The top skill being `dispatch` itself is expected; if any other skill
dominates dispatch's count, that is notable.

### `self_handle_unaided` rate (catalog coverage signal)

The dispatch matcher returns `self_handle_unaided` when the input has
sufficient density (≥ 2 feature dimensions) but no specialist scored. A
rising rate suggests catalog coverage gaps.

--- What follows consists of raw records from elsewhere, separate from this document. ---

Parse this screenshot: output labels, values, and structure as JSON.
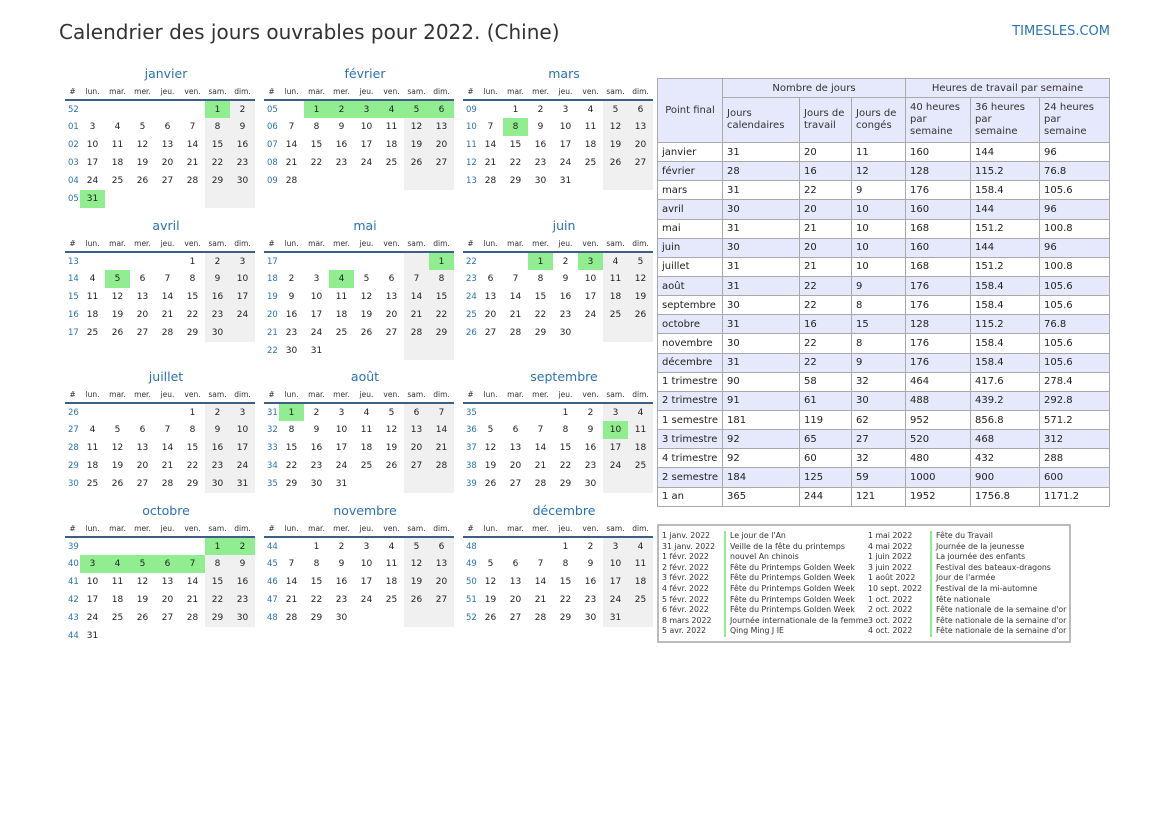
{
  "title": "Calendrier des jours ouvrables pour 2022. (Chine)",
  "site": "TIMESLES.COM",
  "day_headers": [
    "#",
    "lun.",
    "mar.",
    "mer.",
    "jeu.",
    "ven.",
    "sam.",
    "dim."
  ],
  "colors": {
    "accent": "#2a72b5",
    "holiday": "#90ee90",
    "weekend": "#f0f0f0",
    "header_bg": "#e6e8fb",
    "rule": "#3d5f86"
  },
  "months": [
    {
      "name": "janvier",
      "weeks": [
        {
          "w": "52",
          "d": [
            "",
            "",
            "",
            "",
            "",
            "1",
            "2"
          ],
          "h": [
            5
          ]
        },
        {
          "w": "01",
          "d": [
            "3",
            "4",
            "5",
            "6",
            "7",
            "8",
            "9"
          ]
        },
        {
          "w": "02",
          "d": [
            "10",
            "11",
            "12",
            "13",
            "14",
            "15",
            "16"
          ]
        },
        {
          "w": "03",
          "d": [
            "17",
            "18",
            "19",
            "20",
            "21",
            "22",
            "23"
          ]
        },
        {
          "w": "04",
          "d": [
            "24",
            "25",
            "26",
            "27",
            "28",
            "29",
            "30"
          ]
        },
        {
          "w": "05",
          "d": [
            "31",
            "",
            "",
            "",
            "",
            "",
            ""
          ],
          "h": [
            0
          ]
        }
      ]
    },
    {
      "name": "février",
      "weeks": [
        {
          "w": "05",
          "d": [
            "",
            "1",
            "2",
            "3",
            "4",
            "5",
            "6"
          ],
          "h": [
            1,
            2,
            3,
            4,
            5,
            6
          ]
        },
        {
          "w": "06",
          "d": [
            "7",
            "8",
            "9",
            "10",
            "11",
            "12",
            "13"
          ]
        },
        {
          "w": "07",
          "d": [
            "14",
            "15",
            "16",
            "17",
            "18",
            "19",
            "20"
          ]
        },
        {
          "w": "08",
          "d": [
            "21",
            "22",
            "23",
            "24",
            "25",
            "26",
            "27"
          ]
        },
        {
          "w": "09",
          "d": [
            "28",
            "",
            "",
            "",
            "",
            "",
            ""
          ]
        }
      ]
    },
    {
      "name": "mars",
      "weeks": [
        {
          "w": "09",
          "d": [
            "",
            "1",
            "2",
            "3",
            "4",
            "5",
            "6"
          ]
        },
        {
          "w": "10",
          "d": [
            "7",
            "8",
            "9",
            "10",
            "11",
            "12",
            "13"
          ],
          "h": [
            1
          ]
        },
        {
          "w": "11",
          "d": [
            "14",
            "15",
            "16",
            "17",
            "18",
            "19",
            "20"
          ]
        },
        {
          "w": "12",
          "d": [
            "21",
            "22",
            "23",
            "24",
            "25",
            "26",
            "27"
          ]
        },
        {
          "w": "13",
          "d": [
            "28",
            "29",
            "30",
            "31",
            "",
            "",
            ""
          ]
        }
      ]
    },
    {
      "name": "avril",
      "weeks": [
        {
          "w": "13",
          "d": [
            "",
            "",
            "",
            "",
            "1",
            "2",
            "3"
          ]
        },
        {
          "w": "14",
          "d": [
            "4",
            "5",
            "6",
            "7",
            "8",
            "9",
            "10"
          ],
          "h": [
            1
          ]
        },
        {
          "w": "15",
          "d": [
            "11",
            "12",
            "13",
            "14",
            "15",
            "16",
            "17"
          ]
        },
        {
          "w": "16",
          "d": [
            "18",
            "19",
            "20",
            "21",
            "22",
            "23",
            "24"
          ]
        },
        {
          "w": "17",
          "d": [
            "25",
            "26",
            "27",
            "28",
            "29",
            "30",
            ""
          ]
        }
      ]
    },
    {
      "name": "mai",
      "weeks": [
        {
          "w": "17",
          "d": [
            "",
            "",
            "",
            "",
            "",
            "",
            "1"
          ],
          "h": [
            6
          ]
        },
        {
          "w": "18",
          "d": [
            "2",
            "3",
            "4",
            "5",
            "6",
            "7",
            "8"
          ],
          "h": [
            2
          ]
        },
        {
          "w": "19",
          "d": [
            "9",
            "10",
            "11",
            "12",
            "13",
            "14",
            "15"
          ]
        },
        {
          "w": "20",
          "d": [
            "16",
            "17",
            "18",
            "19",
            "20",
            "21",
            "22"
          ]
        },
        {
          "w": "21",
          "d": [
            "23",
            "24",
            "25",
            "26",
            "27",
            "28",
            "29"
          ]
        },
        {
          "w": "22",
          "d": [
            "30",
            "31",
            "",
            "",
            "",
            "",
            ""
          ]
        }
      ]
    },
    {
      "name": "juin",
      "weeks": [
        {
          "w": "22",
          "d": [
            "",
            "",
            "1",
            "2",
            "3",
            "4",
            "5"
          ],
          "h": [
            2,
            4
          ]
        },
        {
          "w": "23",
          "d": [
            "6",
            "7",
            "8",
            "9",
            "10",
            "11",
            "12"
          ]
        },
        {
          "w": "24",
          "d": [
            "13",
            "14",
            "15",
            "16",
            "17",
            "18",
            "19"
          ]
        },
        {
          "w": "25",
          "d": [
            "20",
            "21",
            "22",
            "23",
            "24",
            "25",
            "26"
          ]
        },
        {
          "w": "26",
          "d": [
            "27",
            "28",
            "29",
            "30",
            "",
            "",
            ""
          ]
        }
      ]
    },
    {
      "name": "juillet",
      "weeks": [
        {
          "w": "26",
          "d": [
            "",
            "",
            "",
            "",
            "1",
            "2",
            "3"
          ]
        },
        {
          "w": "27",
          "d": [
            "4",
            "5",
            "6",
            "7",
            "8",
            "9",
            "10"
          ]
        },
        {
          "w": "28",
          "d": [
            "11",
            "12",
            "13",
            "14",
            "15",
            "16",
            "17"
          ]
        },
        {
          "w": "29",
          "d": [
            "18",
            "19",
            "20",
            "21",
            "22",
            "23",
            "24"
          ]
        },
        {
          "w": "30",
          "d": [
            "25",
            "26",
            "27",
            "28",
            "29",
            "30",
            "31"
          ]
        }
      ]
    },
    {
      "name": "août",
      "weeks": [
        {
          "w": "31",
          "d": [
            "1",
            "2",
            "3",
            "4",
            "5",
            "6",
            "7"
          ],
          "h": [
            0
          ]
        },
        {
          "w": "32",
          "d": [
            "8",
            "9",
            "10",
            "11",
            "12",
            "13",
            "14"
          ]
        },
        {
          "w": "33",
          "d": [
            "15",
            "16",
            "17",
            "18",
            "19",
            "20",
            "21"
          ]
        },
        {
          "w": "34",
          "d": [
            "22",
            "23",
            "24",
            "25",
            "26",
            "27",
            "28"
          ]
        },
        {
          "w": "35",
          "d": [
            "29",
            "30",
            "31",
            "",
            "",
            "",
            ""
          ]
        }
      ]
    },
    {
      "name": "septembre",
      "weeks": [
        {
          "w": "35",
          "d": [
            "",
            "",
            "",
            "1",
            "2",
            "3",
            "4"
          ]
        },
        {
          "w": "36",
          "d": [
            "5",
            "6",
            "7",
            "8",
            "9",
            "10",
            "11"
          ],
          "h": [
            5
          ]
        },
        {
          "w": "37",
          "d": [
            "12",
            "13",
            "14",
            "15",
            "16",
            "17",
            "18"
          ]
        },
        {
          "w": "38",
          "d": [
            "19",
            "20",
            "21",
            "22",
            "23",
            "24",
            "25"
          ]
        },
        {
          "w": "39",
          "d": [
            "26",
            "27",
            "28",
            "29",
            "30",
            "",
            ""
          ]
        }
      ]
    },
    {
      "name": "octobre",
      "weeks": [
        {
          "w": "39",
          "d": [
            "",
            "",
            "",
            "",
            "",
            "1",
            "2"
          ],
          "h": [
            5,
            6
          ]
        },
        {
          "w": "40",
          "d": [
            "3",
            "4",
            "5",
            "6",
            "7",
            "8",
            "9"
          ],
          "h": [
            0,
            1,
            2,
            3,
            4
          ]
        },
        {
          "w": "41",
          "d": [
            "10",
            "11",
            "12",
            "13",
            "14",
            "15",
            "16"
          ]
        },
        {
          "w": "42",
          "d": [
            "17",
            "18",
            "19",
            "20",
            "21",
            "22",
            "23"
          ]
        },
        {
          "w": "43",
          "d": [
            "24",
            "25",
            "26",
            "27",
            "28",
            "29",
            "30"
          ]
        },
        {
          "w": "44",
          "d": [
            "31",
            "",
            "",
            "",
            "",
            "",
            ""
          ],
          "blank": true
        }
      ]
    },
    {
      "name": "novembre",
      "weeks": [
        {
          "w": "44",
          "d": [
            "",
            "1",
            "2",
            "3",
            "4",
            "5",
            "6"
          ]
        },
        {
          "w": "45",
          "d": [
            "7",
            "8",
            "9",
            "10",
            "11",
            "12",
            "13"
          ]
        },
        {
          "w": "46",
          "d": [
            "14",
            "15",
            "16",
            "17",
            "18",
            "19",
            "20"
          ]
        },
        {
          "w": "47",
          "d": [
            "21",
            "22",
            "23",
            "24",
            "25",
            "26",
            "27"
          ]
        },
        {
          "w": "48",
          "d": [
            "28",
            "29",
            "30",
            "",
            "",
            "",
            ""
          ]
        }
      ]
    },
    {
      "name": "décembre",
      "weeks": [
        {
          "w": "48",
          "d": [
            "",
            "",
            "",
            "1",
            "2",
            "3",
            "4"
          ]
        },
        {
          "w": "49",
          "d": [
            "5",
            "6",
            "7",
            "8",
            "9",
            "10",
            "11"
          ]
        },
        {
          "w": "50",
          "d": [
            "12",
            "13",
            "14",
            "15",
            "16",
            "17",
            "18"
          ]
        },
        {
          "w": "51",
          "d": [
            "19",
            "20",
            "21",
            "22",
            "23",
            "24",
            "25"
          ]
        },
        {
          "w": "52",
          "d": [
            "26",
            "27",
            "28",
            "29",
            "30",
            "31",
            ""
          ]
        }
      ]
    }
  ],
  "summary": {
    "col_final": "Point final",
    "group_days": "Nombre de jours",
    "group_hours": "Heures de travail par semaine",
    "sub": [
      "Jours calendaires",
      "Jours de travail",
      "Jours de congés",
      "40 heures par semaine",
      "36 heures par semaine",
      "24 heures par semaine"
    ],
    "rows": [
      [
        "janvier",
        "31",
        "20",
        "11",
        "160",
        "144",
        "96"
      ],
      [
        "février",
        "28",
        "16",
        "12",
        "128",
        "115.2",
        "76.8"
      ],
      [
        "mars",
        "31",
        "22",
        "9",
        "176",
        "158.4",
        "105.6"
      ],
      [
        "avril",
        "30",
        "20",
        "10",
        "160",
        "144",
        "96"
      ],
      [
        "mai",
        "31",
        "21",
        "10",
        "168",
        "151.2",
        "100.8"
      ],
      [
        "juin",
        "30",
        "20",
        "10",
        "160",
        "144",
        "96"
      ],
      [
        "juillet",
        "31",
        "21",
        "10",
        "168",
        "151.2",
        "100.8"
      ],
      [
        "août",
        "31",
        "22",
        "9",
        "176",
        "158.4",
        "105.6"
      ],
      [
        "septembre",
        "30",
        "22",
        "8",
        "176",
        "158.4",
        "105.6"
      ],
      [
        "octobre",
        "31",
        "16",
        "15",
        "128",
        "115.2",
        "76.8"
      ],
      [
        "novembre",
        "30",
        "22",
        "8",
        "176",
        "158.4",
        "105.6"
      ],
      [
        "décembre",
        "31",
        "22",
        "9",
        "176",
        "158.4",
        "105.6"
      ],
      [
        "1 trimestre",
        "90",
        "58",
        "32",
        "464",
        "417.6",
        "278.4"
      ],
      [
        "2 trimestre",
        "91",
        "61",
        "30",
        "488",
        "439.2",
        "292.8"
      ],
      [
        "1 semestre",
        "181",
        "119",
        "62",
        "952",
        "856.8",
        "571.2"
      ],
      [
        "3 trimestre",
        "92",
        "65",
        "27",
        "520",
        "468",
        "312"
      ],
      [
        "4 trimestre",
        "92",
        "60",
        "32",
        "480",
        "432",
        "288"
      ],
      [
        "2 semestre",
        "184",
        "125",
        "59",
        "1000",
        "900",
        "600"
      ],
      [
        "1 an",
        "365",
        "244",
        "121",
        "1952",
        "1756.8",
        "1171.2"
      ]
    ]
  },
  "holidays": [
    [
      {
        "date": "1 janv. 2022",
        "name": "Le jour de l'An"
      },
      {
        "date": "31 janv. 2022",
        "name": "Veille de la fête du printemps"
      },
      {
        "date": "1 févr. 2022",
        "name": "nouvel An chinois"
      },
      {
        "date": "2 févr. 2022",
        "name": "Fête du Printemps Golden Week"
      },
      {
        "date": "3 févr. 2022",
        "name": "Fête du Printemps Golden Week"
      },
      {
        "date": "4 févr. 2022",
        "name": "Fête du Printemps Golden Week"
      },
      {
        "date": "5 févr. 2022",
        "name": "Fête du Printemps Golden Week"
      },
      {
        "date": "6 févr. 2022",
        "name": "Fête du Printemps Golden Week"
      },
      {
        "date": "8 mars 2022",
        "name": "Journée internationale de la femme"
      },
      {
        "date": "5 avr. 2022",
        "name": "Qing Ming J IE"
      }
    ],
    [
      {
        "date": "1 mai 2022",
        "name": "Fête du Travail"
      },
      {
        "date": "4 mai 2022",
        "name": "Journée de la jeunesse"
      },
      {
        "date": "1 juin 2022",
        "name": "La journée des enfants"
      },
      {
        "date": "3 juin 2022",
        "name": "Festival des bateaux-dragons"
      },
      {
        "date": "1 août 2022",
        "name": "Jour de l'armée"
      },
      {
        "date": "10 sept. 2022",
        "name": "Festival de la mi-automne"
      },
      {
        "date": "1 oct. 2022",
        "name": "fête nationale"
      },
      {
        "date": "2 oct. 2022",
        "name": "Fête nationale de la semaine d'or"
      },
      {
        "date": "3 oct. 2022",
        "name": "Fête nationale de la semaine d'or"
      },
      {
        "date": "4 oct. 2022",
        "name": "Fête nationale de la semaine d'or"
      }
    ]
  ]
}
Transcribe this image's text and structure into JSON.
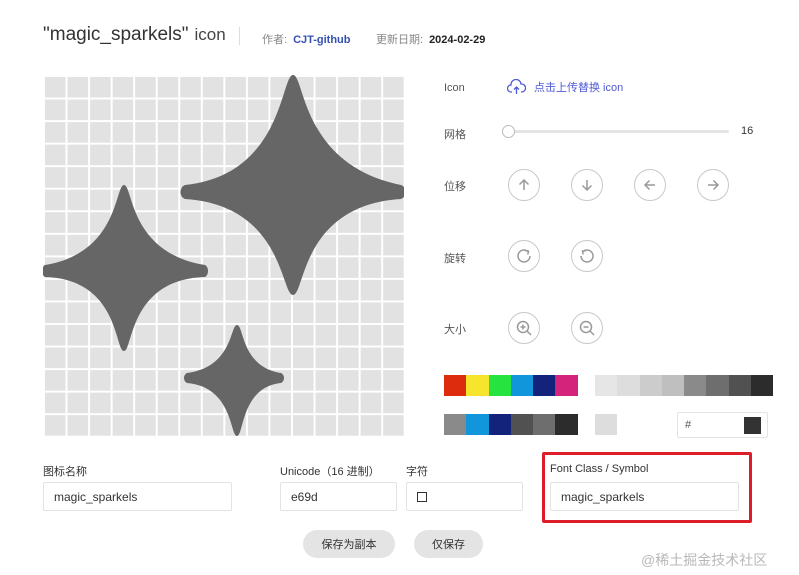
{
  "header": {
    "title": "\"magic_sparkels\"",
    "title_suffix": "icon",
    "author_label": "作者:",
    "author": "CJT-github",
    "date_label": "更新日期:",
    "date": "2024-02-29"
  },
  "editor": {
    "icon_label": "Icon",
    "upload_label": "点击上传替换 icon",
    "grid_label": "网格",
    "grid_value": "16",
    "grid_fraction": 0.0,
    "move_label": "位移",
    "rotate_label": "旋转",
    "size_label": "大小",
    "icons": {
      "upload": "cloud-upload-icon",
      "move": [
        "arrow-up-icon",
        "arrow-down-icon",
        "arrow-left-icon",
        "arrow-right-icon"
      ],
      "rotate": [
        "rotate-clockwise-icon",
        "rotate-counterclockwise-icon"
      ],
      "size": [
        "zoom-in-icon",
        "zoom-out-icon"
      ]
    },
    "palette_colors": [
      "#dd2b0e",
      "#f5e52c",
      "#27e33f",
      "#1296db",
      "#13227a",
      "#d4237a"
    ],
    "gray_colors": [
      "#e6e6e6",
      "#dddddd",
      "#cccccc",
      "#bfbfbf",
      "#8a8a8a",
      "#6e6e6e",
      "#515151",
      "#2c2c2c"
    ],
    "recent_colors": [
      "#8a8a8a",
      "#1296db",
      "#13227a",
      "#515151",
      "#6e6e6e",
      "#2c2c2c"
    ],
    "single_color": "#dddddd",
    "hex_prefix": "#",
    "current_color": "#333333",
    "icon_fill": "#666666"
  },
  "fields": {
    "name_label": "图标名称",
    "name_value": "magic_sparkels",
    "unicode_label": "Unicode（16 进制）",
    "unicode_value": "e69d",
    "char_label": "字符",
    "fontclass_label": "Font Class / Symbol",
    "fontclass_value": "magic_sparkels"
  },
  "actions": {
    "save_copy": "保存为副本",
    "save_only": "仅保存"
  },
  "watermark": "@稀土掘金技术社区"
}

For now, since `dispatch-log.jsonl` does not directly tag
`self_handle_unaided`, report this as **best-effort** by counting
`agent_dispatch` events with `agent == "general-purpose"` and an empty
`skills_in_prompt` array — those are the closest live proxy. Caveat the
metric explicitly when reporting it.

### Catalog entry counts

```bash
python -m claude_wayfinder health catalog-status
```

This reports plugin skill / agent entry counts and routable-agent count.
Flag any unexpected zeros (e.g. zero routable agents when plugin-override
entries are expected in the catalog).

### Catalog freshness

Check the modification timestamp on the catalog file (resolved via
`$DISPATCH_CATALOG_PATH`). If more than 14 days stale, flag it — the
catalog should be regenerated whenever `triggers.yml` files change.

```bash
python -c "
import os, datetime as dt
path = os.environ.get('DISPATCH_CATALOG_PATH') or os.path.expanduser('~/.claude/dispatch-catalog.json')
if os.path.exists(path):
    mtime = dt.datetime.fromtimestamp(os.path.getmtime(path), dt.timezone.utc)
    age = (dt.datetime.now(dt.timezone.utc) - mtime).days
    print(f'  {os.path.basename(path)}: {age}d old (mtime {mtime.isoformat()})')
else:
    print(f'  catalog absent at {path}')
"
```

## Output shape

The final response should look like this (markdown):

```markdown
<`claude-wayfinder health --report` output verbatim, including the H1 "# Router Health Report">

## Analysis

<bullet list of FAIL'ing or warning-zone metrics with drill-downs>

### Recent drift events

<5-row list, or "none in the last week">

## Extended Notable Findings

### Top dispatched agents (last 30 days)

<table or bullets>

### Top invoked skills (last 30 days)

<table or bullets>

### `self_handle_unaided` rate (catalog coverage)

<count + caveat>

### Catalog entry counts

<skills/agents/routable counts>

### Catalog freshness

<one age line>
```

If `--brief`: omit the verbatim report (Step 2) — start the response with
`## Analysis`.

## Tone and discipline

- Be specific and quantitative. Cite exact counts, percentages, session-id
  prefixes, dates.
- Do not invent metrics that the script does not produce. Stick to the
  observed data.
- Do not recommend changes to thresholds — those are codified in
  `src/claude_wayfinder/_health.py` and changing them is a separate
  decision.
- Where a finding suggests action (regenerate catalog, investigate a
  bypass-heavy session), name the next step concretely with the command
  to run.
- If a log file is missing or empty, say so — never silently fall through
  with zero counts that look like "everything is healthy."

## Failure modes

- **Script exits non-zero**: surface stderr verbatim, recommend the user
  run the command directly to see the failure. Do not produce Analysis or
  Notable Findings sections — the source data is unreliable.
- **Log files missing**: if `dispatch-log.jsonl` or `router-drift.jsonl`
  do not exist, the corresponding hooks are not firing. Flag this as a
  dispatch-pipeline drift event in its own right and recommend checking
  the PreToolUse / Stop hooks in the consumer's hook registry.
- **Catalog file missing**: report this as a catalog-availability outage
  and recommend running `/refresh-catalog` or
  `claude-wayfinder catalog build`.
- **`python` not on PATH**: the user has not run `/setup-wayfinder` yet,
  or the plugin venv is not activated. Recommend `/setup-wayfinder` and
  re-running this skill in a fresh session.